Embedded Versions of AIXI
I am actively working to understand embedded versions of AIXI. One motivation for this is that it should inform our timelines - if simple variations of AIXI automatically work in the embedded setting (as weakly suggested by my proposed patch for the anvil problem) we should expect LLM agents to become competent sooner. This is a very subtle topic and my thinking is still in early enough exploratory stages that I am not prepared to construct a list of explicit mathematical problems.
On this note, I would be interested in dialogues with researchers working on singular learning theory, logical induction, and infra-Bayesianism about why these are relevant to safety - it seems to me that at least the first two are more important for building self-improving A.I. systems than understanding superintelligence.

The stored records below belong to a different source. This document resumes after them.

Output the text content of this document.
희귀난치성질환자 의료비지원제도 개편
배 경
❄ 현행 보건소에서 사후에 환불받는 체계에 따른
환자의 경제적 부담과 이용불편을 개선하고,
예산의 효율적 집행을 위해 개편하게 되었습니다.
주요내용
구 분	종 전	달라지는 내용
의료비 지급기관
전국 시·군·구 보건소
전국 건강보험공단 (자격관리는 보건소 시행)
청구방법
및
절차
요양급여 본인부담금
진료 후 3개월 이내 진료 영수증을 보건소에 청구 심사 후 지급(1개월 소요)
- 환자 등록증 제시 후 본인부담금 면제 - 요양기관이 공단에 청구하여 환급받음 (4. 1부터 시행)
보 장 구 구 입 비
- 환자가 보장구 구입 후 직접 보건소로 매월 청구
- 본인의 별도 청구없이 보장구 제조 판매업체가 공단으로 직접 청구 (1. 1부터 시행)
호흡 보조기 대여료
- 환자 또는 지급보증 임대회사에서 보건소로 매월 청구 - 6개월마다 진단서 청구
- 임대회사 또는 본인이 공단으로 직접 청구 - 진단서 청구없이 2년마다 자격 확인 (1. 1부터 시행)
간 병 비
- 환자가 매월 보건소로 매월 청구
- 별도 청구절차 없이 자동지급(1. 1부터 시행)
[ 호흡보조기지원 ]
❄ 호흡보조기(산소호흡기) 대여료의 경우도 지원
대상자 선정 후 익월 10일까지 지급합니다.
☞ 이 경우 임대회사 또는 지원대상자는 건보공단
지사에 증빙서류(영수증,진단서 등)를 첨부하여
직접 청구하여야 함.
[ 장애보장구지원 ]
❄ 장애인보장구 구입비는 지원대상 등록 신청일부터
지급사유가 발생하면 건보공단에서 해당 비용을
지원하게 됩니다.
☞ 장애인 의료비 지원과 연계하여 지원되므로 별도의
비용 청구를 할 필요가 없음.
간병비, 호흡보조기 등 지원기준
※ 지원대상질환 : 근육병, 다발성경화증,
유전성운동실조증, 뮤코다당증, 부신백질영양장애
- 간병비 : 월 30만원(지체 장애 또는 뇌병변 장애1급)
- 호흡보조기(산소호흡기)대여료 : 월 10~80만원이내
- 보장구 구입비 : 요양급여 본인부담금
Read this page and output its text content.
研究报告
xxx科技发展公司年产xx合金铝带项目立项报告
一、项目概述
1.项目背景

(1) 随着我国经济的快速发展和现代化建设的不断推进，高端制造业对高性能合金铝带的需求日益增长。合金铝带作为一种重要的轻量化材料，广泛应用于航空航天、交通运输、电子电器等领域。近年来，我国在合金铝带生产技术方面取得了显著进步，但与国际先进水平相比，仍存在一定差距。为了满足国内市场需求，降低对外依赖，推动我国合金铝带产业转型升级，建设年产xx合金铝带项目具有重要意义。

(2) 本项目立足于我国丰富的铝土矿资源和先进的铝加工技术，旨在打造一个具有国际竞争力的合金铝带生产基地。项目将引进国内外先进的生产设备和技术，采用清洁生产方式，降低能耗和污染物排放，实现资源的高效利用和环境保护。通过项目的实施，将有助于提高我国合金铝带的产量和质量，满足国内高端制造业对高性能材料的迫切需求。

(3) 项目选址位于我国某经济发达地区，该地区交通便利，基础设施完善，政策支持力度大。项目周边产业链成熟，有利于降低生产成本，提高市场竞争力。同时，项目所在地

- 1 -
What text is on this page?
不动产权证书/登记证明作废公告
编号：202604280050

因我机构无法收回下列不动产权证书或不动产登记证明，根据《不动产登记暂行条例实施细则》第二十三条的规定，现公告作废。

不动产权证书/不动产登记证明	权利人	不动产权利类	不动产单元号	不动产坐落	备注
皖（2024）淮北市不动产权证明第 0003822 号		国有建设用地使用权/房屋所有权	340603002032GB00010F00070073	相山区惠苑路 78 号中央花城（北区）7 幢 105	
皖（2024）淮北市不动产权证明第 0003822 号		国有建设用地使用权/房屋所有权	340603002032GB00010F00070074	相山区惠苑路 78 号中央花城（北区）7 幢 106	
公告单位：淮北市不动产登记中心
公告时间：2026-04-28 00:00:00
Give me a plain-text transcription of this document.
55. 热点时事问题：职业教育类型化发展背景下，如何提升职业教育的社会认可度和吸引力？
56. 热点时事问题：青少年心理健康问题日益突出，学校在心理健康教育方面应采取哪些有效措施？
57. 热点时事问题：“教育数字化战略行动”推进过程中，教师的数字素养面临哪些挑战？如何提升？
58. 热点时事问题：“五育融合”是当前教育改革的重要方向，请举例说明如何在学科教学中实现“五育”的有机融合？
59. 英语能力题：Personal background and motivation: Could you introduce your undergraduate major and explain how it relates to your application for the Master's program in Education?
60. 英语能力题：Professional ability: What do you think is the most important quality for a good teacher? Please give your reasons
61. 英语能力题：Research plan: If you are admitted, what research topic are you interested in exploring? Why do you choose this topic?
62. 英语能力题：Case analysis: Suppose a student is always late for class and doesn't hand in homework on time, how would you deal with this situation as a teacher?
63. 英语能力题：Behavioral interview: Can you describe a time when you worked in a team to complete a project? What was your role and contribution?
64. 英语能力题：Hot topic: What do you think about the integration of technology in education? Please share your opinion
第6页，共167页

An aligned superintelligence could figure out safe self-improvement on its own, so I don't view this as an essential step. It seems to be primarily relevant for the lost MIRI dream of rapidly building a friendly A.I. based on pure math before anyone else can do it with massive blind compute.
I think the more common term is "Sierpinksi-Dynkin's π-σ theorem."
Because of temporal discounting, the order is to first eliminate serious threats, then wirehead, then eliminate distant threats
Perhaps Amanda Askell or Samuel Alexander would care about more exotic values but infinity is infinite enough for me.
Yes, I know that there are arguments suggesting the universal distribution is malign. Personally I think this is unlikely to matter in practice, but in any case it's more of an "inner optimization" problem that I will not focus on here.
Technically, AIXI uses a different belief distribution that is explicitly over interactive environments. I suspect that a competent AIXI approximation can still be hacked together given access to the universal distribution - in fact I have built one that uses this (normalized) universal distribution approximation as belief distribution and learns to play simple games. But theoretical justification is missing.